One innovation that could allow this to happen was recently demonstrated in the island nation of Cape Verde. The NATO Response Force, a rapidly-deployable headquarters with a wide range of stand-by forces and enablers assigned to it, exercised a peace enforcement and humanitarian relief scenario that was, in many ways, a highly relevant preparation for the situation unfolding in the Middle East. An NRF force of over 7,000 troops, commanded by the German-led NRF Headquarters in The Netherlands, validated the NRF's current capabilities and its potential for more challenging missions. In addition, the significant role played in that exercise by the Eurocorps (a force drawn from Belgium, France, Germany, Luxembourg and Spain, that is independent of both the EU and NATO and has successfully performed missions commanded by both organizations) was a clear demonstration of the possibility for NATO and the EU to bring together their respective unique capabilities in a critical mission.

Since the Middle Eastern mission is likely to be a long-standing one, some argue that NATO's NRF, which is designed for quick, short-term deployments, is not ideally suited for such a task. But the rapidly-deployable advance elements of the NRF, which could be in Lebanon within a week of a NATO/EU decision, could well provide a vehicle for bringing into the conflict zone the larger multinational combined air, sea and land force that would have to follow--whether that is a NATO force, an EU force, or an ad-hoc creation.

In the next weeks, the NATO and EU nations will again separately consider how they might contribute to bringing the violence in Lebanon and Israel to a lasting solution. While it remains to be seen whether the NATO nations will choose to use the NRF to initiate the dangerous and complex mission that is emerging in the Middle East, the experience gained in forming the NRF and the confidence of NATO and EU nations in its capabilities make this a viable option. Equally, while it is not clear the EU would want to utilize the strengths of its existing security linkages with NATO in forming the proposed force, this too is a viable option.

The very existence of a NATO/EU option for the Middle East is a testimony to the vision and determination of both organizations' civilian and military leaders.

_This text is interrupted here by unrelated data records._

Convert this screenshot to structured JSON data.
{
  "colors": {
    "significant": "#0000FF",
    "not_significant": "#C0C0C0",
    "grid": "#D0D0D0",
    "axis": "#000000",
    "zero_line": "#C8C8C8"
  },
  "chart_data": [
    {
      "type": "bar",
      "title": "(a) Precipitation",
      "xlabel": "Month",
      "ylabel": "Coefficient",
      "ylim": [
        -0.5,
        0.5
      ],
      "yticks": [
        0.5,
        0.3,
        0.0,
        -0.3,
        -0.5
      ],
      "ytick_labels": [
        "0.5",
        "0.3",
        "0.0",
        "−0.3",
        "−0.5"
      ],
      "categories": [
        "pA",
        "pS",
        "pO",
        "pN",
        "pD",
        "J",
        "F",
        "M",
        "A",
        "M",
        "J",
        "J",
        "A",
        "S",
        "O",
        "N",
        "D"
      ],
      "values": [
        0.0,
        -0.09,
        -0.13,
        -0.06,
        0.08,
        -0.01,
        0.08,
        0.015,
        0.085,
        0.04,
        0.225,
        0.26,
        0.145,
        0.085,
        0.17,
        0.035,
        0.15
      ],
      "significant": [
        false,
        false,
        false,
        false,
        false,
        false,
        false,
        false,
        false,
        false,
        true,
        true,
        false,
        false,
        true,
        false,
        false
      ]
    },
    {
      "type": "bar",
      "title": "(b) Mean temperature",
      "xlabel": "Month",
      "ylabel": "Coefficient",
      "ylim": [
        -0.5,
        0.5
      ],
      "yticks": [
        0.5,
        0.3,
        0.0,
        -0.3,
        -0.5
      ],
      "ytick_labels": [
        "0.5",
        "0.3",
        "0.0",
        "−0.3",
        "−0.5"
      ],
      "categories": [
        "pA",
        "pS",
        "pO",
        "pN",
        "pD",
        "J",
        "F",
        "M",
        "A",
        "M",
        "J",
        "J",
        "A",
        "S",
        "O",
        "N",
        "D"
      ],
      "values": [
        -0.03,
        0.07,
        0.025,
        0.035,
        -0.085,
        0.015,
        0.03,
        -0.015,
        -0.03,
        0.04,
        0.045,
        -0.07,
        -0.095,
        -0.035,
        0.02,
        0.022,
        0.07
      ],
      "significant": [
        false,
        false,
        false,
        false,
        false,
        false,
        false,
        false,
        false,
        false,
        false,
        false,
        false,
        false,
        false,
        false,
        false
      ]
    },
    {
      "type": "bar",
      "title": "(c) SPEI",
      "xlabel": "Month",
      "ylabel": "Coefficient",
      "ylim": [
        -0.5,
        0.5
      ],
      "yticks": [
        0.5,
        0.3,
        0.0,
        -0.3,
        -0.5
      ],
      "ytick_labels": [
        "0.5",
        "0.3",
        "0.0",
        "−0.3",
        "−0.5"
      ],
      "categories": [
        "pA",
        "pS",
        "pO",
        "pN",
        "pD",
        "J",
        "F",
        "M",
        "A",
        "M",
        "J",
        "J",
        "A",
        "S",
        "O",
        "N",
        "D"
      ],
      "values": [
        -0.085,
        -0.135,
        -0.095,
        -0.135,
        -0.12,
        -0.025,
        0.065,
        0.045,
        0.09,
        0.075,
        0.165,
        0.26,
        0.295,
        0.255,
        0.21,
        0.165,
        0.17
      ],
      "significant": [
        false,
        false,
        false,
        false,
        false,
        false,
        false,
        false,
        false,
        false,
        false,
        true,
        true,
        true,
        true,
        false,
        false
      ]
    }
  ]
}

From Bosnia, to Kosovo, to Iraq, to Afghanistan, NATO has deployed forces into distant and often dangerous theaters of conflict, and has done so with notable success. For its part, the EU has successfully taken over missions in Bosnia and FYROM that have progressed to the stage where the EU's ability to combine peacekeeping with nation-building became essential. Today, the member nations of NATO and the European Union have the tools at their disposal to take on what would be their most taxing mission to date, if they can overcome the institutional, cultural and historical obstacles that stand in the way. Both organizations, as well as the people of Lebanon and Israel, would benefit from such a decision.- Published 10/8/2006 © bitterlemons-international.org

Jack Segal is chief political advisor to the Commander, NATO Allied Joint Force Command, Brunssum, The Netherlands. The views expressed in this article are the author's and do not necessarily represent the views of the North Atlantic Treaty Organization, the European Union or their member nations.